What I love about the digital age we now live in is that it has suddenly made communities possible again. All those little sullen teenagers who make statements like “life is pain” can now find other people to bother. For readers and writers it means that, like a readers festival, we can gather in corners of the internet and proudly proclaim “I can read and I actually enjoy it!”
This means that now authors can speak to a writer’s group from the comfort of their own couch. Or they can speak to fans directly without having to wait for a book tour or festival. Writer’s can now grab some readers and ask them “Is it good enough?” and they can tell them “Yay!” or “Ow, my brain!”
I have previously mentioned how I stumbled across Steven’s first book here. Well, when I congratulated him on his first book in an email, he suckered me into being a Beta Reader. By suckered I mean he offered me a free copy; by Beta Reader I mean I got to read it before anyone else!

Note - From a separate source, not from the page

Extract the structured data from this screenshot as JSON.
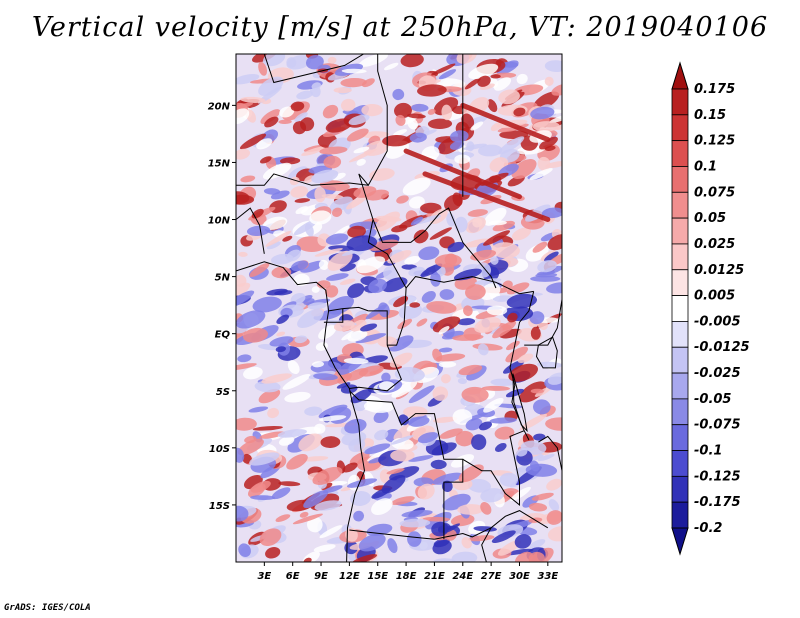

Now normally a traditionally published author would have a team of publishing house people take a large cut of their book sales in order to tell them to rewrite it so that it is a teenage vampire romance novel – because they are hot right now. But in the world of the indie author, or is that the e-book author, no one can afford to end up co-writing with James Paterson. They have to find ways to turn out a quality product with as few costs as possible. Of course some authors aren’t concerned with things like spelling or grammar, and just release a book. True professionals, like Steven, wouldn’t dream of releasing anything but a professional quality book.
Enter the community.
Once again we find ourselves in touch with our peers. Instead of it being because we all live within a day’s horse ride of one another, now it is because the internet has connected us. Authors can help other authors. Fans can be friends with their favourite authors. Sure, you still get the annoying argumentative people who think ignorance is an opinion, but that is why the internet invented pwnage.
Now my experience in being a Beta Reader has been very positive. By the time I had a copy in my Tablet PC it was clear that Steven had done a lot of work on the novel – Peace Army. I actually spotted less typos, grammatical errors and spelling mistakes in his entire novel than in the middle section of the final Harry Potter novel (you know, the part were Harry, Ron and Hermione are wondering around camping for ages and you wonder when something will actually happen, but nothing does). Since Steve was still sending this book to an editor, myself and the other Betas were tasked with trying to spot plot holes, non-sequiturs, and frivolous inclusions of zombies. I really have to commend Steven on a novel that could have been something I was paying for, not reviewing.
This revival of an ancient (pre-2000 AD) practice is not without its problems. Without going into too much depth, I am actually a professional editor and have a few science degrees – some of them are from real universities! So not only have I been asked to rewrite entire articles that consist of the 7 words you can’t say on television, but I’ve made it coherent. So it is likely that I can contribute something of value as a Beta or editor. As a result I think that authors need to still be reliant on doing a good job themselves, finding Beta’s who can give positive criticism of value, and not be in too much of a rush to publish.
Of course I should offer up a few comments on Steven’s book. Peace Army is an interesting follow-up to the novel Peace Warrior. Once again Steven has hearkened back to the science fiction novels of old, while having an interesting take on a future Earth. The last third of the novel flew past and I had to remind myself to make notes as the book came to its finale. Even if Steven released this book right now without further changes and editing I’d not only be buying a copy myself but would recommend it for anyone who loves sci-fi. Keep an eye out for its release.